仁王山だけではなく,ソウルはすでに風水地理においても見たように,山にとり囲まれた盆地地形である。そして,その山々は岩石でできている場合が多い。代表的な場所は北漢山の白雲台である。ともかくソウルは,このようないわゆる巨石文化が存在するところである。このような巨石文化には,その象徴性において始められたいろいろな民間信仰が共に存在していた。そのような民間信仰は,これと共に,女性の恨とも連関して,この地にいろいろないわくを残している。仁王山においてもこのような痕跡を見ることができるが,頂上の少々手前に休憩場所となっている大きい岩の下で,ろうそくの灯をともして祈った痕跡がある。このように,至るところにいまだ生きている一般庶民の息遣いを感じることができる。巨石文化の象徴は,現代社会で縮こまっている男性たちに勇気を与えるような堅固さを表しているのでもあるが,反面,まさに過去の女性たちが経験しなければならなかった受難史を象徴的に表してくれてもいる。
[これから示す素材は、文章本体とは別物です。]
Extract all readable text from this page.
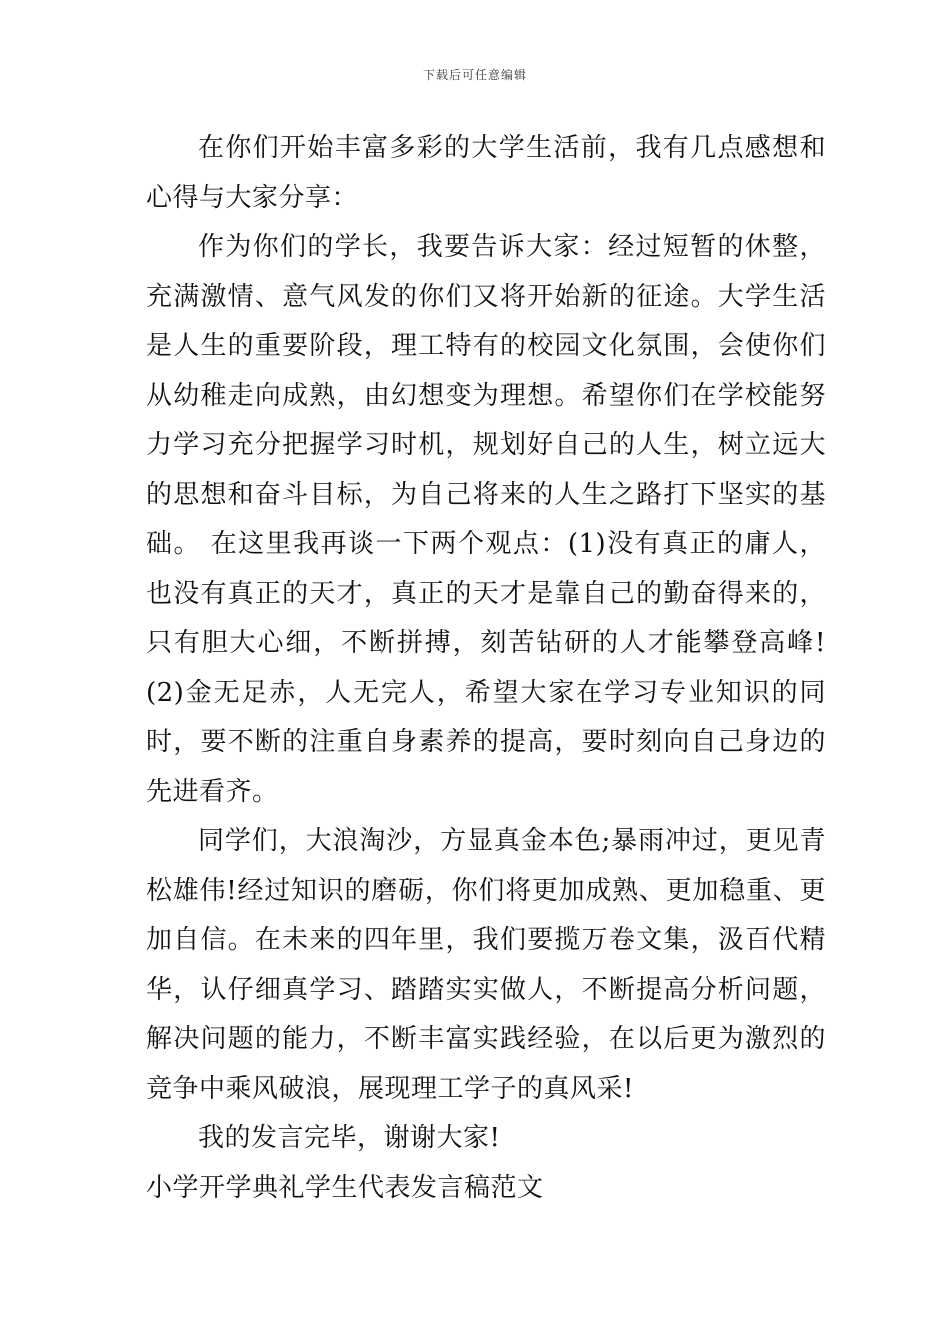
下载后可任意编辑

在你们开始丰富多彩的大学生活前，我有几点感想和心得与大家分享：

作为你们的学长，我要告诉大家：经过短暂的休整，充满激情、意气风发的你们又将开始新的征途。大学生活是人生的重要阶段，理工特有的校园文化氛围，会使你们从幼稚走向成熟，由幻想变为理想。希望你们在学校能努力学习充分把握学习时机，规划好自己的人生，树立远大的思想和奋斗目标，为自己将来的人生之路打下坚实的基础。 在这里我再谈一下两个观点：(1)没有真正的庸人，也没有真正的天才，真正的天才是靠自己的勤奋得来的，只有胆大心细，不断拼搏，刻苦钻研的人才能攀登高峰!(2)金无足赤，人无完人，希望大家在学习专业知识的同时，要不断的注重自身素养的提高，要时刻向自己身边的先进看齐。

同学们，大浪淘沙，方显真金本色;暴雨冲过，更见青松雄伟!经过知识的磨砺，你们将更加成熟、更加稳重、更加自信。在未来的四年里，我们要揽万卷文集，汲百代精华，认仔细真学习、踏踏实实做人，不断提高分析问题，解决问题的能力，不断丰富实践经验，在以后更为激烈的竞争中乘风破浪，展现理工学子的真风采!

我的发言完毕，谢谢大家!

小学开学典礼学生代表发言稿范文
仁王山は,祝日の翌日は自然保護のためという理由で公開されていない。あいにくこの日は祝日の翌日で頂上まで登ることはできなかった。しかし,眼下にソウル市内が見下ろせるところで,ソウルの地形や歴史についてもう一度いろいろと学ぶことになった。前日に説明した風水地理上の地形を確認することができたし,よく「漢江の奇跡」と称されるソウルの街並みを一望の下にすることができた。足元に見える朝鮮時代の故宮であった景福宮と勤政殿に直接行ってこれにまつわる話などをすることはできなかったが,この他のいろいろな場所についてもまとめ,包括的かつ概括的に説明することができた。また,都市の真ん中にこのようなすばらしい風光を備えたところがあるという事実は,一行にとって真夏の暑さをしばし忘れさせるものであった。
もともとの心づもりでは,頂上でもう少し時間をとって,ゆっくりといろいろな説明や話をしたかったが,時間もないということで,一行は予定通り,大学路のレセプション会場へ場所を移すことになった。